As I was riding along the path I came upon a younger couple maybe early 20's walking along the path at a pace that could only be expressed as dragging their feet. They were walking on the wrong path when I came across them but got out of my way without issue and I kept on riding.

As I reached the end of the first leg of my ride I decided it would be nice to ride back with the wind on my back instead of getting off on the trail on the other side of the river, which at dusk can be a great deal darker than one is comfortable riding at higher speeds through and I would not have the wind to help me improve my speed. So I turned around and went straight back the way I came instead of turning and heading south across the bridge a little way back down the path.

As I was riding pushing even harder than when I was riding against the wind now keeping a 20+ mile per hour pace, I started coming up on the two people who were dragging themselves down the path again, both still walking in the bike path so I let out a good yell when I knew I was in ear shot and the couple turned back and took noticed of me. As I drew closer they both stepped off to the left hand of the path to let me by I briefly made eye contact with the female of the duo, then the unexpected happened. She raised her arms to her chest and she shoved her male counterpart directly in front of me.

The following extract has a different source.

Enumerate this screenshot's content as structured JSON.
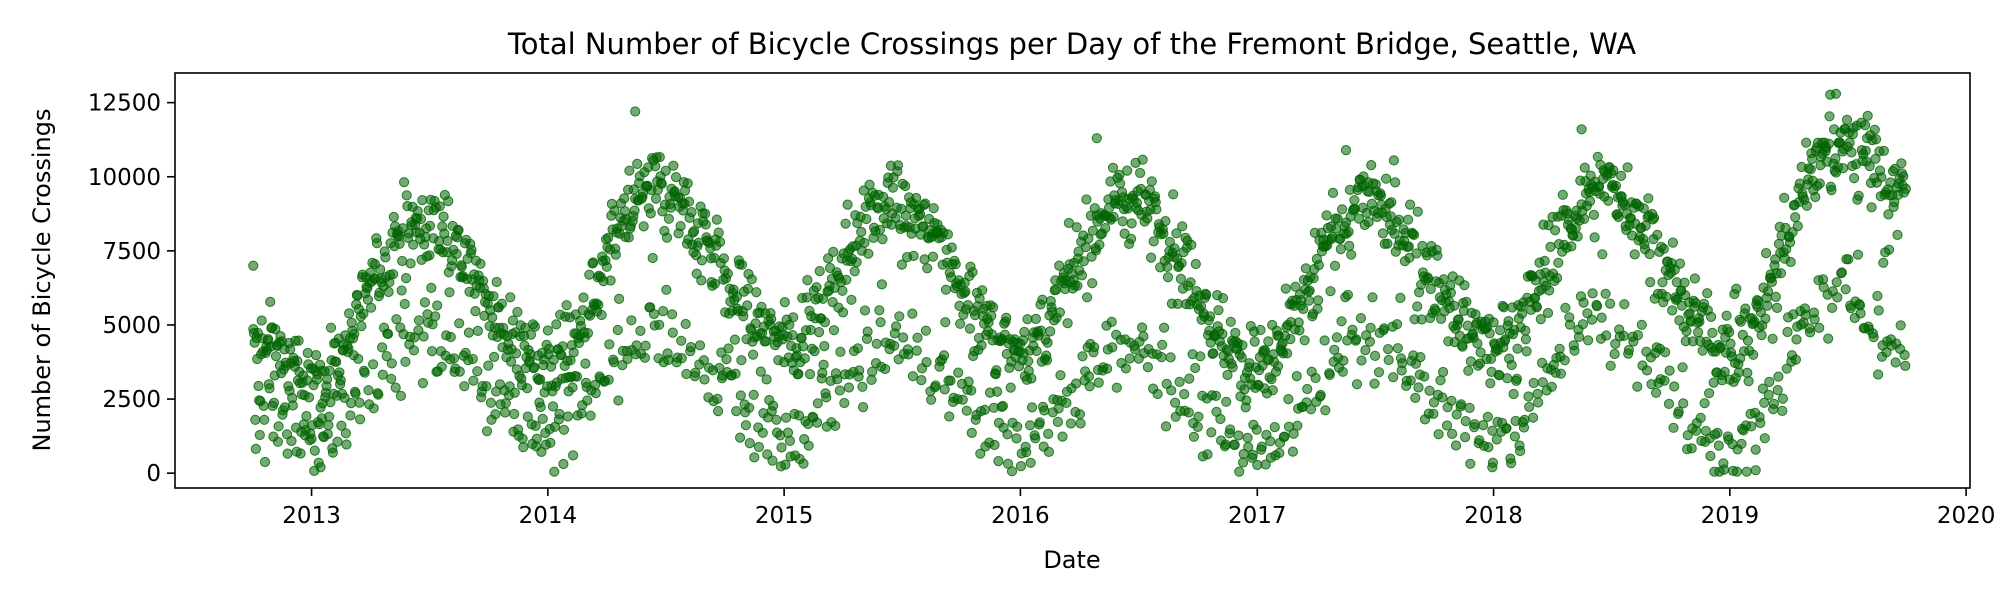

I reacted as quickly as I could to the situation and made a quick course correction aiming to shoot the now growing gap between the couple. This could of been a workable situation but the woman who had already proven herself to be lacking in the ability to make a sound decisions made another poor decision. Feeling that I was now coming closer to her than made her comfortable she decide to step forward towards her stumbling male counterpart directly into my newly adjusted path of travel. Again I corrected my course as quickly as I could to attempt to go around the outside of her.

In the short amount of time that passed from her shoving what can only be described as a 250lb plus giant of a man into my path I managed to miss him, and I managed to miss this devil of a women in a bright red oversized hoodie with some silly lanyard slung around the back of her neck. Leaving only one option to clip the big rock I couldn't see in the grass. This caused me to lose control of my bike and wipe out. Luckily in all of this I had managed to grab onto both of my brake leavers removing some of the excess speed that I had been traveling but still didn't save me from taking a quick spill to the ground scuffing my bike on the pavement and rubbing a little grass and dirt onto my my clothes and myself.

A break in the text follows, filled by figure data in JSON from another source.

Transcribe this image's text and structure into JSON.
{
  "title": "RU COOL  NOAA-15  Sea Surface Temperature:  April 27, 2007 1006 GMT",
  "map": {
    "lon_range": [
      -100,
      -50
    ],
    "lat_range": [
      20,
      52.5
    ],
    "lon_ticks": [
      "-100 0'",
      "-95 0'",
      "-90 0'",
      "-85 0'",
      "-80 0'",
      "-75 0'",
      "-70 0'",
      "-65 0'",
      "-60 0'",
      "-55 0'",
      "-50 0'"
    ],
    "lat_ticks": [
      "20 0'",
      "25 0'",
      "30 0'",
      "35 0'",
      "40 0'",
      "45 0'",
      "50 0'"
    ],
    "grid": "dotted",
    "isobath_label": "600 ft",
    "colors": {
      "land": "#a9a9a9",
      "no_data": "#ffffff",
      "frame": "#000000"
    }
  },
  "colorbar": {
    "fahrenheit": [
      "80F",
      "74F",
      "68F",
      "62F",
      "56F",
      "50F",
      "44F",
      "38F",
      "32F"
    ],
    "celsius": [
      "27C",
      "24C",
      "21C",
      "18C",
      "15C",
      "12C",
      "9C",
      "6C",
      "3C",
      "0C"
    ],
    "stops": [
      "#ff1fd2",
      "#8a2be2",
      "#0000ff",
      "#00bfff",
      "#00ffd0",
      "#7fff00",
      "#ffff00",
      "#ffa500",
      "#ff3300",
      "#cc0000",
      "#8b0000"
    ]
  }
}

I quickly picked myself off the ground and removed one of my ear buds from my ear to try and gather a bearing on the situation to discovered that the couple who all evening couldn't walk faster than a tortoise had suddenly discovered the ability to turn around and run while holding a middle finger in the air facing back at me and yelling obscenities.

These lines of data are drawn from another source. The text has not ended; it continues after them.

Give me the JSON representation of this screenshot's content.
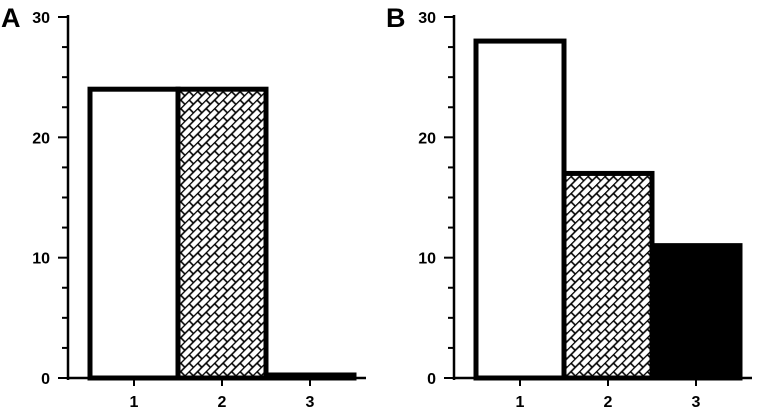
{
  "chart_data": [
    {
      "panel_label": "A",
      "type": "bar",
      "categories": [
        "1",
        "2",
        "3"
      ],
      "values": [
        24,
        24,
        0.25
      ],
      "fills": [
        "white",
        "hatch",
        "black"
      ],
      "ylim": [
        0,
        30
      ],
      "y_major_ticks": [
        0,
        10,
        20,
        30
      ],
      "y_minor_step": 2.5,
      "grid": false,
      "legend": "none"
    },
    {
      "panel_label": "B",
      "type": "bar",
      "categories": [
        "1",
        "2",
        "3"
      ],
      "values": [
        28,
        17,
        11
      ],
      "fills": [
        "white",
        "hatch",
        "black"
      ],
      "ylim": [
        0,
        30
      ],
      "y_major_ticks": [
        0,
        10,
        20,
        30
      ],
      "y_minor_step": 2.5,
      "grid": false,
      "legend": "none"
    }
  ]
}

The surprises I found after picking up my bike were the need for new bar tape, my pedal being scuffed up, my rear wheel being out of true, a big hole in the tire its self and of course a flat tube to go with it.

After getting myself sorted out, wiping the dirt off of my bike and myself I started walking down the path to the now almost completely set sun. I myself managed to come away without much of an issue myself, little bit of a sore knee and a bit of a pinch in my hip, yes I am getting old. I proceeded to walk the 4/5 miles the rest of the way home, this time my bike riding me. Made it home and after a couple Advil and pulling my bike apart I decided it would be a good time to go to sleep. No worse for the wear, knowing I now have another excuse to spend more money on my already expensive bike addiction.